Encourage staff to contact other consortium members for input on individual county efforts and remind staff of the available expertise of consortium staff. Health department staff-level engagement with consortium members and consortium staff further solidifies a culture of a regional mindset, that in turn strengthens the value of the consortium.

Policy

Leverage the power of regional policy statements.
  • SJVPHC is developing processes to generate and disseminate regional policy statements. A regional approach may be an effective way to raise the visibility of public health issues that may not otherwise receive attention due to political opposition. Furthermore, the widespread support demonstrated by a region-wide statement can be persuasive to policymakers.
  • SJVPHC is developing regional statements on equity and racial justice and hopes these will provide a foundation for individual county efforts in addition to supporting regional work.

It is important that regional statements use language and concepts that are culturally competent and do not directly oppose decisionmakers’ stances or otherwise risk generating political backlash.

  • The COVID-19 response have left many in the San Joaquin Valley with lingering distrust and resentment of government “intrusion” into people’s private lives. This sentiment is more pronounced in some areas than others. The to-be-hired communications specialist will be instrumental in crafting language that is sensitive to these sentiments and helps to re-establish communities’ trust in public health departments.

Anticipated Impacts For Public Health Departments

An initial analysis surfaced some inequities and generated additional questions.

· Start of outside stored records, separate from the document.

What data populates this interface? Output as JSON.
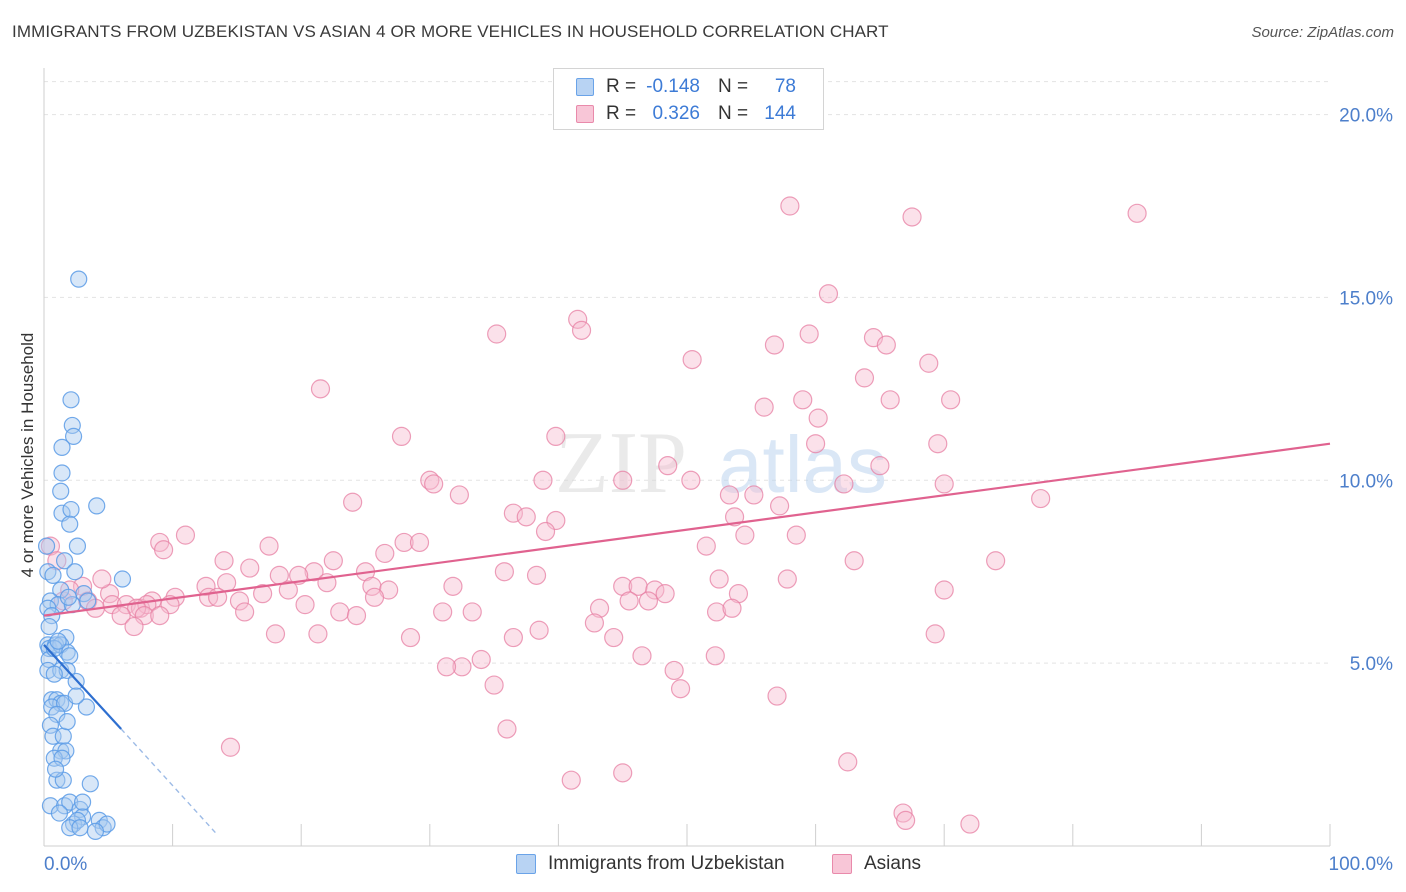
{
  "title": "IMMIGRANTS FROM UZBEKISTAN VS ASIAN 4 OR MORE VEHICLES IN HOUSEHOLD CORRELATION CHART",
  "source": "Source: ZipAtlas.com",
  "watermark": {
    "zip": "ZIP",
    "atlas": "atlas"
  },
  "legend": {
    "rows": [
      {
        "r_label": "R =",
        "r_value": "-0.148",
        "n_label": "N =",
        "n_value": "78"
      },
      {
        "r_label": "R =",
        "r_value": "0.326",
        "n_label": "N =",
        "n_value": "144"
      }
    ]
  },
  "colors": {
    "blue": "#5b9be6",
    "blue_fill": "#a9c9f0",
    "blue_line": "#2e6fd0",
    "pink": "#e77fa3",
    "pink_fill": "#f6bdd0",
    "pink_line": "#e0628f",
    "axis_text": "#4d7fcb",
    "grid": "#e3e3e3"
  },
  "chart_data": {
    "type": "scatter",
    "title": "IMMIGRANTS FROM UZBEKISTAN VS ASIAN 4 OR MORE VEHICLES IN HOUSEHOLD CORRELATION CHART",
    "xlabel": "",
    "ylabel": "4 or more Vehicles in Household",
    "xlim": [
      0,
      100
    ],
    "ylim": [
      0,
      21
    ],
    "x_ticks": [
      0,
      10,
      20,
      30,
      40,
      50,
      60,
      70,
      80,
      90,
      100
    ],
    "x_tick_labels": [
      {
        "value": 0,
        "label": "0.0%"
      },
      {
        "value": 100,
        "label": "100.0%"
      }
    ],
    "y_tick_labels": [
      {
        "value": 5,
        "label": "5.0%"
      },
      {
        "value": 10,
        "label": "10.0%"
      },
      {
        "value": 15,
        "label": "15.0%"
      },
      {
        "value": 20,
        "label": "20.0%"
      }
    ],
    "grid": true,
    "legend_position": "top-center",
    "series": [
      {
        "name": "Immigrants from Uzbekistan",
        "color": "#5b9be6",
        "trend": {
          "x": [
            0,
            6
          ],
          "y": [
            5.5,
            3.2
          ],
          "dashed_to": [
            13.5,
            0.3
          ]
        },
        "points": [
          [
            2.7,
            15.5
          ],
          [
            2.1,
            12.2
          ],
          [
            2.2,
            11.5
          ],
          [
            2.3,
            11.2
          ],
          [
            1.4,
            10.9
          ],
          [
            1.4,
            10.2
          ],
          [
            1.3,
            9.7
          ],
          [
            4.1,
            9.3
          ],
          [
            1.4,
            9.1
          ],
          [
            2.1,
            9.2
          ],
          [
            2.0,
            8.8
          ],
          [
            2.6,
            8.2
          ],
          [
            0.2,
            8.2
          ],
          [
            1.6,
            7.8
          ],
          [
            2.4,
            7.5
          ],
          [
            0.3,
            7.5
          ],
          [
            0.7,
            7.4
          ],
          [
            6.1,
            7.3
          ],
          [
            1.3,
            7.0
          ],
          [
            3.1,
            6.9
          ],
          [
            0.5,
            6.7
          ],
          [
            1.1,
            6.6
          ],
          [
            2.2,
            6.6
          ],
          [
            0.3,
            6.5
          ],
          [
            0.6,
            6.3
          ],
          [
            1.7,
            5.7
          ],
          [
            0.3,
            5.5
          ],
          [
            0.4,
            5.4
          ],
          [
            0.9,
            5.5
          ],
          [
            1.3,
            5.5
          ],
          [
            1.8,
            5.3
          ],
          [
            2.0,
            5.2
          ],
          [
            0.4,
            5.1
          ],
          [
            0.3,
            4.8
          ],
          [
            1.3,
            4.8
          ],
          [
            1.8,
            4.8
          ],
          [
            0.8,
            4.7
          ],
          [
            2.5,
            4.5
          ],
          [
            0.6,
            4.0
          ],
          [
            1.0,
            4.0
          ],
          [
            1.3,
            3.9
          ],
          [
            0.6,
            3.8
          ],
          [
            1.6,
            3.9
          ],
          [
            3.3,
            3.8
          ],
          [
            1.0,
            3.6
          ],
          [
            0.5,
            3.3
          ],
          [
            0.7,
            3.0
          ],
          [
            1.5,
            3.0
          ],
          [
            1.3,
            2.6
          ],
          [
            1.7,
            2.6
          ],
          [
            0.8,
            2.4
          ],
          [
            1.4,
            2.4
          ],
          [
            1.0,
            1.8
          ],
          [
            1.5,
            1.8
          ],
          [
            3.6,
            1.7
          ],
          [
            0.5,
            1.1
          ],
          [
            1.6,
            1.1
          ],
          [
            2.0,
            1.2
          ],
          [
            2.8,
            1.0
          ],
          [
            3.0,
            0.8
          ],
          [
            2.3,
            0.6
          ],
          [
            2.6,
            0.7
          ],
          [
            4.3,
            0.7
          ],
          [
            2.0,
            0.5
          ],
          [
            2.8,
            0.5
          ],
          [
            4.6,
            0.5
          ],
          [
            4.9,
            0.6
          ],
          [
            0.4,
            6.0
          ],
          [
            1.9,
            6.8
          ],
          [
            3.4,
            6.7
          ],
          [
            0.8,
            5.4
          ],
          [
            1.1,
            5.6
          ],
          [
            2.5,
            4.1
          ],
          [
            1.8,
            3.4
          ],
          [
            0.9,
            2.1
          ],
          [
            3.0,
            1.2
          ],
          [
            1.2,
            0.9
          ],
          [
            4.0,
            0.4
          ]
        ]
      },
      {
        "name": "Asians",
        "color": "#e77fa3",
        "trend": {
          "x": [
            0,
            100
          ],
          "y": [
            6.3,
            11.0
          ]
        },
        "points": [
          [
            58.0,
            17.5
          ],
          [
            67.5,
            17.2
          ],
          [
            85.0,
            17.3
          ],
          [
            61.0,
            15.1
          ],
          [
            41.5,
            14.4
          ],
          [
            41.8,
            14.1
          ],
          [
            35.2,
            14.0
          ],
          [
            59.5,
            14.0
          ],
          [
            64.5,
            13.9
          ],
          [
            56.8,
            13.7
          ],
          [
            65.5,
            13.7
          ],
          [
            50.4,
            13.3
          ],
          [
            68.8,
            13.2
          ],
          [
            63.8,
            12.8
          ],
          [
            21.5,
            12.5
          ],
          [
            59.0,
            12.2
          ],
          [
            65.8,
            12.2
          ],
          [
            70.5,
            12.2
          ],
          [
            56.0,
            12.0
          ],
          [
            60.2,
            11.7
          ],
          [
            27.8,
            11.2
          ],
          [
            39.8,
            11.2
          ],
          [
            60.0,
            11.0
          ],
          [
            69.5,
            11.0
          ],
          [
            48.5,
            10.4
          ],
          [
            65.0,
            10.4
          ],
          [
            30.0,
            10.0
          ],
          [
            38.8,
            10.0
          ],
          [
            45.0,
            10.0
          ],
          [
            50.3,
            10.0
          ],
          [
            62.2,
            9.9
          ],
          [
            70.0,
            9.9
          ],
          [
            30.3,
            9.9
          ],
          [
            32.3,
            9.6
          ],
          [
            53.3,
            9.6
          ],
          [
            55.2,
            9.6
          ],
          [
            24.0,
            9.4
          ],
          [
            57.2,
            9.3
          ],
          [
            77.5,
            9.5
          ],
          [
            36.5,
            9.1
          ],
          [
            37.5,
            9.0
          ],
          [
            53.7,
            9.0
          ],
          [
            39.8,
            8.9
          ],
          [
            39.0,
            8.6
          ],
          [
            11.0,
            8.5
          ],
          [
            54.5,
            8.5
          ],
          [
            58.5,
            8.5
          ],
          [
            9.0,
            8.3
          ],
          [
            28.0,
            8.3
          ],
          [
            29.2,
            8.3
          ],
          [
            17.5,
            8.2
          ],
          [
            9.3,
            8.1
          ],
          [
            51.5,
            8.2
          ],
          [
            26.5,
            8.0
          ],
          [
            14.0,
            7.8
          ],
          [
            22.5,
            7.8
          ],
          [
            63.0,
            7.8
          ],
          [
            74.0,
            7.8
          ],
          [
            16.0,
            7.6
          ],
          [
            21.0,
            7.5
          ],
          [
            25.0,
            7.5
          ],
          [
            35.8,
            7.5
          ],
          [
            38.3,
            7.4
          ],
          [
            18.3,
            7.4
          ],
          [
            19.8,
            7.4
          ],
          [
            22.0,
            7.2
          ],
          [
            52.5,
            7.3
          ],
          [
            57.8,
            7.3
          ],
          [
            12.6,
            7.1
          ],
          [
            14.2,
            7.2
          ],
          [
            25.5,
            7.1
          ],
          [
            31.8,
            7.1
          ],
          [
            45.0,
            7.1
          ],
          [
            46.2,
            7.1
          ],
          [
            47.5,
            7.0
          ],
          [
            26.8,
            7.0
          ],
          [
            19.0,
            7.0
          ],
          [
            48.3,
            6.9
          ],
          [
            70.0,
            7.0
          ],
          [
            12.8,
            6.8
          ],
          [
            13.5,
            6.8
          ],
          [
            17.0,
            6.9
          ],
          [
            54.0,
            6.9
          ],
          [
            3.4,
            6.7
          ],
          [
            5.1,
            6.9
          ],
          [
            8.4,
            6.7
          ],
          [
            10.2,
            6.8
          ],
          [
            25.7,
            6.8
          ],
          [
            45.5,
            6.7
          ],
          [
            47.0,
            6.7
          ],
          [
            4.0,
            6.5
          ],
          [
            5.3,
            6.6
          ],
          [
            6.4,
            6.6
          ],
          [
            7.5,
            6.5
          ],
          [
            8.0,
            6.6
          ],
          [
            9.8,
            6.6
          ],
          [
            15.2,
            6.7
          ],
          [
            20.3,
            6.6
          ],
          [
            43.2,
            6.5
          ],
          [
            7.2,
            6.5
          ],
          [
            15.6,
            6.4
          ],
          [
            23.0,
            6.4
          ],
          [
            31.0,
            6.4
          ],
          [
            33.3,
            6.4
          ],
          [
            52.3,
            6.4
          ],
          [
            53.5,
            6.5
          ],
          [
            6.0,
            6.3
          ],
          [
            7.8,
            6.3
          ],
          [
            9.0,
            6.3
          ],
          [
            24.3,
            6.3
          ],
          [
            42.8,
            6.1
          ],
          [
            7.0,
            6.0
          ],
          [
            18.0,
            5.8
          ],
          [
            21.3,
            5.8
          ],
          [
            38.5,
            5.9
          ],
          [
            69.3,
            5.8
          ],
          [
            28.5,
            5.7
          ],
          [
            36.5,
            5.7
          ],
          [
            44.3,
            5.7
          ],
          [
            46.5,
            5.2
          ],
          [
            52.2,
            5.2
          ],
          [
            32.5,
            4.9
          ],
          [
            34.0,
            5.1
          ],
          [
            31.3,
            4.9
          ],
          [
            49.0,
            4.8
          ],
          [
            35.0,
            4.4
          ],
          [
            49.5,
            4.3
          ],
          [
            57.0,
            4.1
          ],
          [
            36.0,
            3.2
          ],
          [
            14.5,
            2.7
          ],
          [
            62.5,
            2.3
          ],
          [
            45.0,
            2.0
          ],
          [
            41.0,
            1.8
          ],
          [
            66.8,
            0.9
          ],
          [
            67.0,
            0.7
          ],
          [
            72.0,
            0.6
          ],
          [
            3.0,
            7.1
          ],
          [
            4.5,
            7.3
          ],
          [
            1.5,
            6.7
          ],
          [
            2.0,
            7.0
          ],
          [
            0.5,
            8.2
          ],
          [
            1.0,
            7.8
          ]
        ]
      }
    ]
  }
}
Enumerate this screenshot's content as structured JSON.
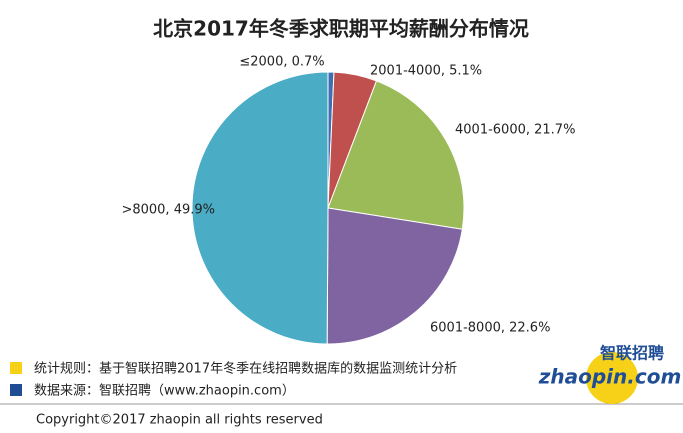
{
  "chart_data": {
    "type": "pie",
    "title": "北京2017年冬季求职期平均薪酬分布情况",
    "values": [
      0.7,
      5.1,
      21.7,
      22.6,
      49.9
    ],
    "value_labels": [
      "≤2000, 0.7%",
      "2001-4000, 5.1%",
      "4001-6000, 21.7%",
      "6001-8000, 22.6%",
      ">8000, 49.9%"
    ],
    "colors": [
      "#3f6fb0",
      "#c0504d",
      "#9bbb59",
      "#8064a2",
      "#4bacc6"
    ]
  },
  "notes": [
    "统计规则：基于智联招聘2017年冬季在线招聘数据库的数据监测统计分析",
    "数据来源：智联招聘（www.zhaopin.com）"
  ],
  "logo": {
    "name": "智联招聘",
    "site": "zhaopin.com"
  },
  "copyright": "Copyright©2017 zhaopin all rights reserved"
}
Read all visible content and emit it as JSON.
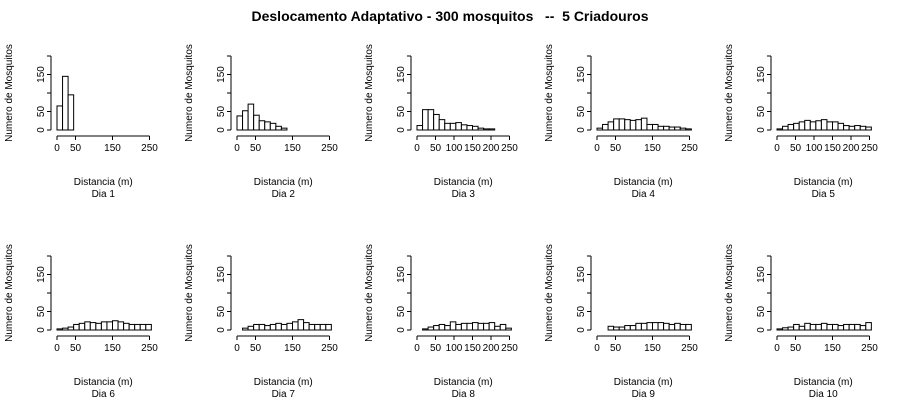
{
  "title": "Deslocamento Adaptativo - 300 mosquitos   --  5 Criadouros",
  "chart_data": [
    {
      "type": "bar",
      "title": "",
      "subtitle": "Dia 1",
      "xlabel": "Distancia (m)",
      "ylabel": "Numero de Mosquitos",
      "xlim": [
        0,
        250
      ],
      "ylim": [
        0,
        200
      ],
      "xticks": [
        0,
        50,
        150,
        250
      ],
      "yticks": [
        0,
        50,
        150
      ],
      "bin_edges": [
        0,
        15,
        30,
        45,
        60,
        75,
        90,
        105,
        120,
        135,
        150,
        165,
        180,
        195,
        210,
        225,
        240,
        255
      ],
      "values": [
        65,
        145,
        95,
        0,
        0,
        0,
        0,
        0,
        0,
        0,
        0,
        0,
        0,
        0,
        0,
        0,
        0
      ]
    },
    {
      "type": "bar",
      "title": "",
      "subtitle": "Dia 2",
      "xlabel": "Distancia (m)",
      "ylabel": "Numero de Mosquitos",
      "xlim": [
        0,
        250
      ],
      "ylim": [
        0,
        200
      ],
      "xticks": [
        0,
        50,
        150,
        250
      ],
      "yticks": [
        0,
        50,
        150
      ],
      "bin_edges": [
        0,
        15,
        30,
        45,
        60,
        75,
        90,
        105,
        120,
        135,
        150,
        165,
        180,
        195,
        210,
        225,
        240,
        255
      ],
      "values": [
        38,
        52,
        70,
        40,
        25,
        22,
        18,
        10,
        5,
        0,
        0,
        0,
        0,
        0,
        0,
        0,
        0
      ]
    },
    {
      "type": "bar",
      "title": "",
      "subtitle": "Dia 3",
      "xlabel": "Distancia (m)",
      "ylabel": "Numero de Mosquitos",
      "xlim": [
        0,
        250
      ],
      "ylim": [
        0,
        200
      ],
      "xticks": [
        0,
        50,
        100,
        150,
        200,
        250
      ],
      "yticks": [
        0,
        50,
        150
      ],
      "bin_edges": [
        0,
        15,
        30,
        45,
        60,
        75,
        90,
        105,
        120,
        135,
        150,
        165,
        180,
        195,
        210,
        225,
        240,
        255
      ],
      "values": [
        12,
        55,
        55,
        42,
        28,
        18,
        18,
        20,
        14,
        12,
        10,
        5,
        3,
        3,
        0,
        0,
        0
      ]
    },
    {
      "type": "bar",
      "title": "",
      "subtitle": "Dia 4",
      "xlabel": "Distancia (m)",
      "ylabel": "Numero de Mosquitos",
      "xlim": [
        0,
        250
      ],
      "ylim": [
        0,
        200
      ],
      "xticks": [
        0,
        50,
        150,
        250
      ],
      "yticks": [
        0,
        50,
        150
      ],
      "bin_edges": [
        0,
        15,
        30,
        45,
        60,
        75,
        90,
        105,
        120,
        135,
        150,
        165,
        180,
        195,
        210,
        225,
        240,
        255
      ],
      "values": [
        5,
        15,
        22,
        30,
        30,
        28,
        26,
        28,
        32,
        15,
        15,
        10,
        10,
        8,
        8,
        5,
        3
      ]
    },
    {
      "type": "bar",
      "title": "",
      "subtitle": "Dia 5",
      "xlabel": "Distancia (m)",
      "ylabel": "Numero de Mosquitos",
      "xlim": [
        0,
        250
      ],
      "ylim": [
        0,
        200
      ],
      "xticks": [
        0,
        50,
        100,
        150,
        200,
        250
      ],
      "yticks": [
        0,
        50,
        150
      ],
      "bin_edges": [
        0,
        15,
        30,
        45,
        60,
        75,
        90,
        105,
        120,
        135,
        150,
        165,
        180,
        195,
        210,
        225,
        240,
        255
      ],
      "values": [
        3,
        10,
        15,
        18,
        22,
        26,
        22,
        25,
        28,
        22,
        22,
        18,
        12,
        10,
        12,
        10,
        8
      ]
    },
    {
      "type": "bar",
      "title": "",
      "subtitle": "Dia 6",
      "xlabel": "Distancia (m)",
      "ylabel": "Numero de Mosquitos",
      "xlim": [
        0,
        250
      ],
      "ylim": [
        0,
        200
      ],
      "xticks": [
        0,
        50,
        150,
        250
      ],
      "yticks": [
        0,
        50,
        150
      ],
      "bin_edges": [
        0,
        15,
        30,
        45,
        60,
        75,
        90,
        105,
        120,
        135,
        150,
        165,
        180,
        195,
        210,
        225,
        240,
        255
      ],
      "values": [
        3,
        5,
        8,
        15,
        18,
        22,
        20,
        18,
        22,
        22,
        25,
        22,
        18,
        15,
        15,
        15,
        15
      ]
    },
    {
      "type": "bar",
      "title": "",
      "subtitle": "Dia 7",
      "xlabel": "Distancia (m)",
      "ylabel": "Numero de Mosquitos",
      "xlim": [
        0,
        250
      ],
      "ylim": [
        0,
        200
      ],
      "xticks": [
        0,
        50,
        150,
        250
      ],
      "yticks": [
        0,
        50,
        150
      ],
      "bin_edges": [
        0,
        15,
        30,
        45,
        60,
        75,
        90,
        105,
        120,
        135,
        150,
        165,
        180,
        195,
        210,
        225,
        240,
        255
      ],
      "values": [
        0,
        5,
        10,
        15,
        15,
        12,
        15,
        18,
        15,
        18,
        22,
        28,
        20,
        15,
        15,
        15,
        15
      ]
    },
    {
      "type": "bar",
      "title": "",
      "subtitle": "Dia 8",
      "xlabel": "Distancia (m)",
      "ylabel": "Numero de Mosquitos",
      "xlim": [
        0,
        250
      ],
      "ylim": [
        0,
        200
      ],
      "xticks": [
        0,
        50,
        100,
        150,
        200,
        250
      ],
      "yticks": [
        0,
        50,
        150
      ],
      "bin_edges": [
        0,
        15,
        30,
        45,
        60,
        75,
        90,
        105,
        120,
        135,
        150,
        165,
        180,
        195,
        210,
        225,
        240,
        255
      ],
      "values": [
        0,
        3,
        8,
        12,
        15,
        12,
        22,
        15,
        18,
        18,
        20,
        18,
        18,
        20,
        10,
        15,
        5
      ]
    },
    {
      "type": "bar",
      "title": "",
      "subtitle": "Dia 9",
      "xlabel": "Distancia (m)",
      "ylabel": "Numero de Mosquitos",
      "xlim": [
        0,
        250
      ],
      "ylim": [
        0,
        200
      ],
      "xticks": [
        0,
        50,
        150,
        250
      ],
      "yticks": [
        0,
        50,
        150
      ],
      "bin_edges": [
        0,
        15,
        30,
        45,
        60,
        75,
        90,
        105,
        120,
        135,
        150,
        165,
        180,
        195,
        210,
        225,
        240,
        255
      ],
      "values": [
        0,
        0,
        10,
        8,
        8,
        12,
        12,
        18,
        18,
        20,
        20,
        20,
        18,
        15,
        18,
        15,
        15
      ]
    },
    {
      "type": "bar",
      "title": "",
      "subtitle": "Dia 10",
      "xlabel": "Distancia (m)",
      "ylabel": "Numero de Mosquitos",
      "xlim": [
        0,
        250
      ],
      "ylim": [
        0,
        200
      ],
      "xticks": [
        0,
        50,
        150,
        250
      ],
      "yticks": [
        0,
        50,
        150
      ],
      "bin_edges": [
        0,
        15,
        30,
        45,
        60,
        75,
        90,
        105,
        120,
        135,
        150,
        165,
        180,
        195,
        210,
        225,
        240,
        255
      ],
      "values": [
        3,
        6,
        8,
        15,
        10,
        18,
        15,
        15,
        18,
        15,
        15,
        12,
        15,
        15,
        15,
        12,
        20
      ]
    }
  ]
}
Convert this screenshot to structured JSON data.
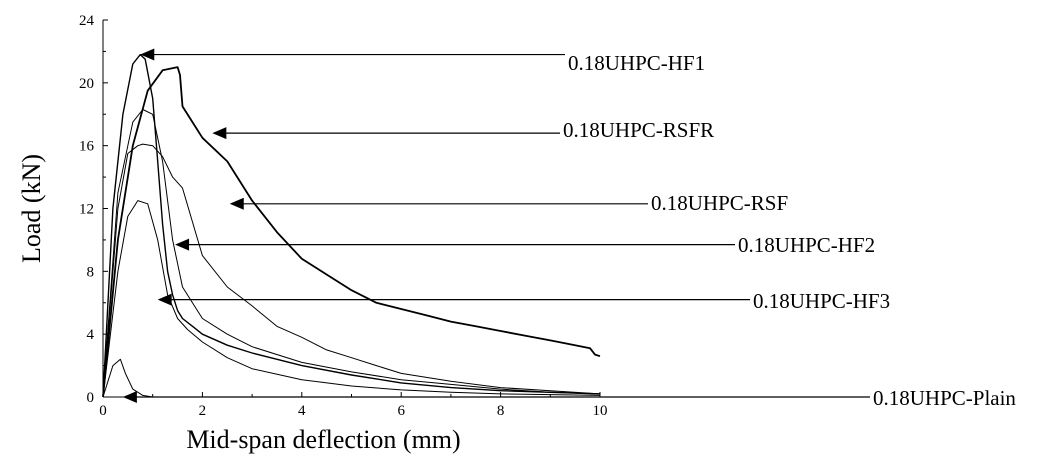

SJVPHC members’ staff worked with partners to complete an initial regional equity analysis that surfaced some health inequities and generated additional questions that the data scientist will address. The initial findings provided a solid foundation for planning the consortium’s first hires and starting to advance health equity at the regional level.

Potential Challenges To Implementation

Workforce shortages and high turnover rates.

When a SVJPHC member health department does not have a local health officer, as has been the case, their counties are not fully represented during leadership committee meetings. One option to addressing a leadership vacancy is to allow health departments to bring another staff member to meetings who is comfortable taking leadership in the department.

Sustainability

The expanded SJVPHC relies on grant funds and therefore, grant-writing is important.

Despite the support of CSU-Fresno and membership dues, the expanded SJVPHC relies on grant funds and, therefore, grant-writing is an important part of the director’s job. The decision to hire the director came shortly before the pandemic started; as a result, more funding than usual has been available to support SJVPHC. Within a few years, however, additional support will need to be secured. SJVPHC fully anticipates that the additional capacity afforded by the expanded staff will greatly enhance its ability to attract additional grants, as deliverables are generated and the value of the consortium in advancing health equity becomes more tangible.